In those first few months, Ellen had reached out repeatedly, desperate to see her granddaughter, but her calls had gone unanswered. As the silent weeks expanded to even more silent months, Ellen had decided to give Julie some space, thinking her daughter would come around more quickly if she didn’t feel pressured. After that, Ellen had only called on birthdays and holidays… calls that had gone to voice mail so often that—as time wore on—she’d eventually stopped even that.

Which was why Ellen hadn’t taken the invitation to her daughter’s future funeral seriously. Ellen had never understood Julie’s sense of humor, so she’d just assumed it was some sort of cruel joke and had tossed the invitation into the closest trash can.

But then, the very next day, Kristen had called, crying. In between Kristen’s hiccupping sobs and broken words, Ellen had learned that Julie had died after a two-year fight with breast cancer.

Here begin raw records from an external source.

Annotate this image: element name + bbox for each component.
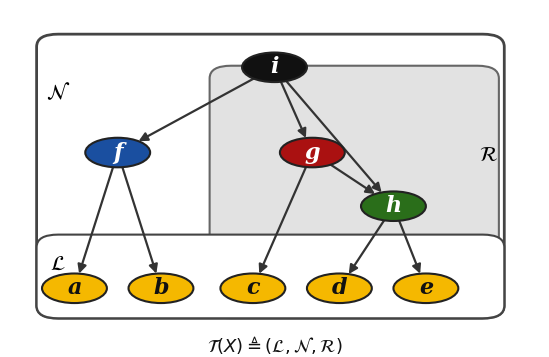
Text: c: c — [246, 277, 260, 299]
Ellipse shape — [307, 273, 372, 303]
Text: $\mathcal{L}$: $\mathcal{L}$ — [51, 255, 66, 274]
Text: i: i — [270, 56, 279, 78]
Ellipse shape — [221, 273, 285, 303]
Text: $\mathcal{T}(X) \triangleq (\mathcal{L}, \mathcal{N}, \mathcal{R})$: $\mathcal{T}(X) \triangleq (\mathcal{L},… — [206, 334, 343, 356]
Ellipse shape — [85, 138, 150, 167]
Text: d: d — [332, 277, 347, 299]
FancyBboxPatch shape — [37, 235, 505, 318]
Text: f: f — [113, 141, 122, 164]
Ellipse shape — [361, 191, 426, 221]
Ellipse shape — [394, 273, 458, 303]
Text: h: h — [385, 195, 401, 217]
Text: e: e — [419, 277, 433, 299]
Text: b: b — [153, 277, 169, 299]
Ellipse shape — [242, 52, 307, 82]
Ellipse shape — [280, 138, 345, 167]
Ellipse shape — [42, 273, 107, 303]
FancyBboxPatch shape — [210, 66, 499, 318]
Text: g: g — [305, 141, 320, 164]
FancyBboxPatch shape — [37, 34, 505, 318]
Text: a: a — [68, 277, 82, 299]
Text: $\mathcal{N}$: $\mathcal{N}$ — [46, 82, 70, 104]
Ellipse shape — [128, 273, 193, 303]
Text: $\mathcal{R}$: $\mathcal{R}$ — [479, 146, 497, 165]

The invitation was real, and Julie was gone.

Stunned, Ellen had numbly assured her granddaughter she’d be there as soon as possible and hung up. Time had slammed to a halt and for some reason, Ellen had found herself staring down at her feet. She’d been wearing a pair of blue Manolo Blahnik Decebalo pumps with gold trim, adorned with large crystal brooches. If she closed her eyes now, she could still see her long, narrow feet in those shoes while tears she didn’t even know she was crying fell onto the blue velvet, shimmering in the late-afternoon sun, brighter than the sparkling brooches.